For painting, I am a folk-music listener but if you look at my Top 25 Most Played on my Apple music account, it’s solidly AC/DC and ’70s and ’80s rock.

10. What song or artist do you like but rarely admit to liking?

I do love Britney Spears. I don’t admit to it much. And Lady Gaga. But she’s pretty mainstream now.

11. Where did your passion for art start?

I always loved to paint. When I was in Grade 1, I was painting all the time and I had this amazing teacher out in B.C. who noticed it and how much I loved it. I lived in Kelowna at the time and she submitted my work for the Emily Carr Art Award, and I won in Grade 1, which was great.

That kind of set me on my trajectory. She was the one who noticed that I was able to draw things more advanced than some of the other kids, or differently, or that I saw things a little bit differently. Teachers definitely play a huge role in noticing a lot about an artists’ potential in life.

12. Are you more productive at night or in the morning?

Evenings, always. I’m a late-night painter. Always have been. I was one of those weirdos who stayed up to 2, 3, 4 o’clock in the morning getting projects done and wouldn’t get up until noon. I think my brain is just wired that way.

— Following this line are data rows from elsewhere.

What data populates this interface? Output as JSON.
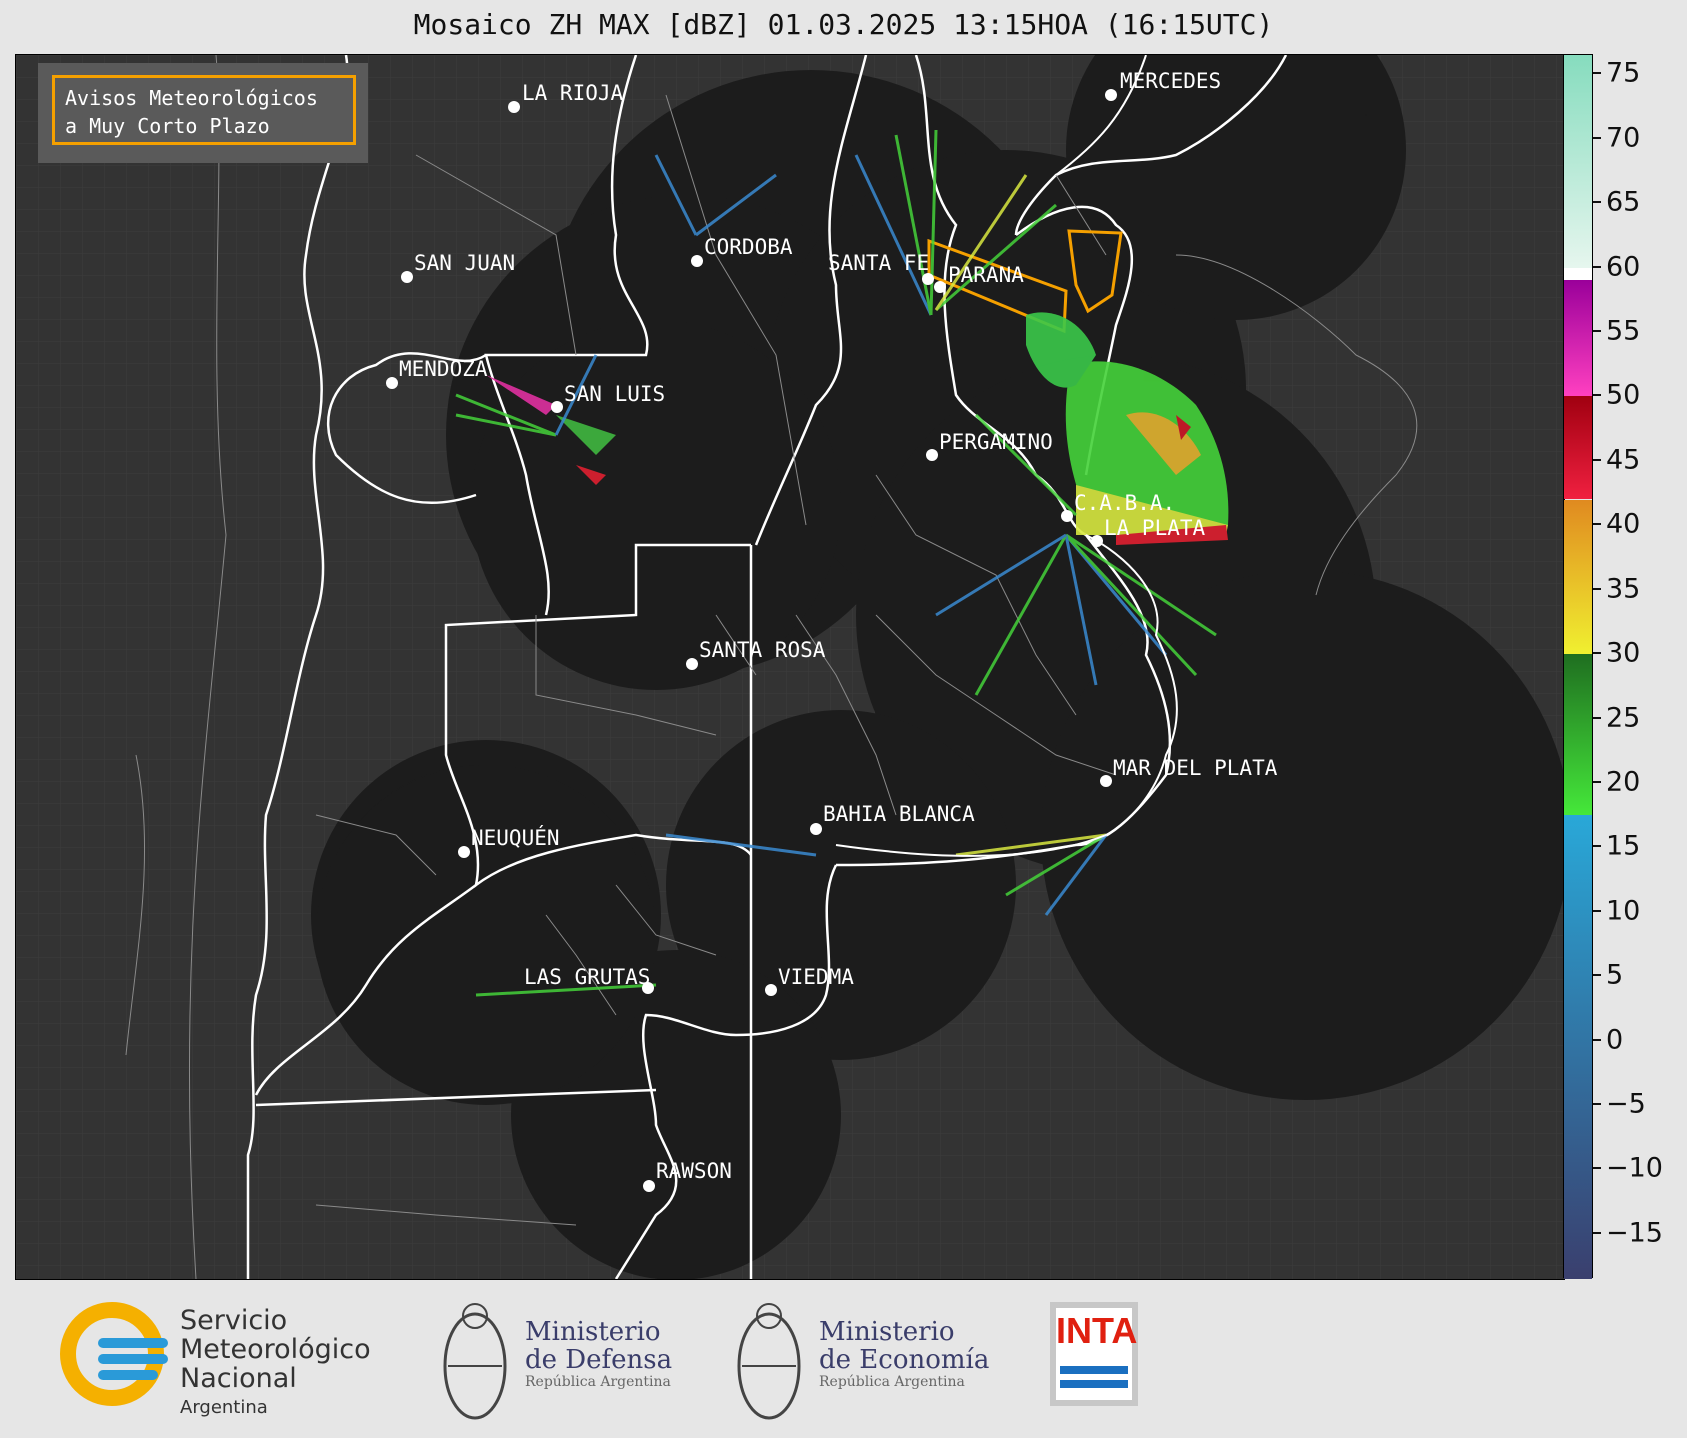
{
  "title": "Mosaico ZH MAX [dBZ] 01.03.2025 13:15HOA (16:15UTC)",
  "legend": {
    "line1": "Avisos Meteorológicos",
    "line2": "a Muy Corto Plazo"
  },
  "colorbar": {
    "ticks": [
      "75",
      "70",
      "65",
      "60",
      "55",
      "50",
      "45",
      "40",
      "35",
      "30",
      "25",
      "20",
      "15",
      "10",
      "5",
      "0",
      "−5",
      "−10",
      "−15"
    ],
    "tick_values": [
      75,
      70,
      65,
      60,
      55,
      50,
      45,
      40,
      35,
      30,
      25,
      20,
      15,
      10,
      5,
      0,
      -5,
      -10,
      -15
    ],
    "range": [
      -18.5,
      76.5
    ],
    "bands": [
      {
        "from": -18.5,
        "to": 17.5,
        "color_top": "#29a8d8",
        "color_bottom": "#3a3f6e"
      },
      {
        "from": 17.5,
        "to": 30,
        "color_top": "#1f6e20",
        "color_bottom": "#45e83a"
      },
      {
        "from": 30,
        "to": 42,
        "color_top": "#e08a20",
        "color_bottom": "#f0f030"
      },
      {
        "from": 42,
        "to": 50,
        "color_top": "#a00010",
        "color_bottom": "#f02040"
      },
      {
        "from": 50,
        "to": 59,
        "color_top": "#9a009a",
        "color_bottom": "#ff40c0"
      },
      {
        "from": 59,
        "to": 60,
        "color_top": "#ffffff",
        "color_bottom": "#ffffff"
      },
      {
        "from": 60,
        "to": 76.5,
        "color_top": "#86dcbe",
        "color_bottom": "#e6f6ee"
      }
    ]
  },
  "cities": [
    {
      "name": "LA RIOJA"
    },
    {
      "name": "MERCEDES"
    },
    {
      "name": "CORDOBA"
    },
    {
      "name": "SAN JUAN"
    },
    {
      "name": "SANTA FE"
    },
    {
      "name": "PARANA"
    },
    {
      "name": "MENDOZA"
    },
    {
      "name": "SAN LUIS"
    },
    {
      "name": "PERGAMINO"
    },
    {
      "name": "C.A.B.A."
    },
    {
      "name": "LA PLATA"
    },
    {
      "name": "SANTA ROSA"
    },
    {
      "name": "MAR DEL PLATA"
    },
    {
      "name": "BAHIA BLANCA"
    },
    {
      "name": "NEUQUÉN"
    },
    {
      "name": "LAS GRUTAS"
    },
    {
      "name": "VIEDMA"
    },
    {
      "name": "RAWSON"
    }
  ],
  "footer": {
    "smn": {
      "line1": "Servicio",
      "line2": "Meteorológico",
      "line3": "Nacional",
      "line4": "Argentina"
    },
    "defensa": {
      "line1": "Ministerio",
      "line2": "de Defensa",
      "line3": "República Argentina"
    },
    "economia": {
      "line1": "Ministerio",
      "line2": "de Economía",
      "line3": "República Argentina"
    },
    "inta": "INTA"
  }
}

13. The art is one thing, but what have you done to crack the business side of art? Promoting yourself, your work, and generating client interest?

I think you have to be very willing to share your story. I’ve talked about this over and over again with artists. You can produce the most beautiful piece of art but no one really cares unless it has a story behind it. They want to see your face as an artist, they want to know what you’re about, what you’re doing. And I still need to work on that.

As artists, we’re introverts. We like to keep everything in and hold our cards close to our chest. It’s not that I want to put the viewer on the therapists couch and give them the rundown of my emotional life. But I want to share some little tidbit about why I’m creating this work, why it’s important, and what it can represent.

Putting a face to a piece of artwork is important. It’s also about sharing your process. I don’t need to share my worst paintings. I’m going to tailor that and curate that as much as I can. You have to be careful how you curate your viewer. My Instagram and Facebook are not personal pages, they’re business pages. They include a little bit of fitness or a little bit of dog stuff but it’s not a personal diary of my life.

13. What are you hilariously bad at?

I took cello lessons for two years. I was in the beginner cello class. There was a 5-year-old girl as well as several teenagers. In those two years, I never got better. I was horrid. The 5-year-old played better than me instantly. I’m really bad at the musical side of the creative spectrum. I know they always say artists are good at everything creative. But, no, no we’re not.

14. What do you hope people get out of your art?

The last three years have been a little bit of a different mindset. I think the reason my work has shifted a little bit is because I really want to find moments of peace, and quiet, and calm.

The work before this was challenging in terms of talking about relationships with sky and ground and how the landscape can really showcase a conversation between an individual within themselves. Right now, I think my work is more about finding inner peace, inner quiet. Nothing super jarring, nothing super crazy.

I have two very developed bodies of work. And I think I’ve focused more on the ones I’ve needed during this time. That’s why I have done so many mountain paintings that have a calmness, that peace in your life.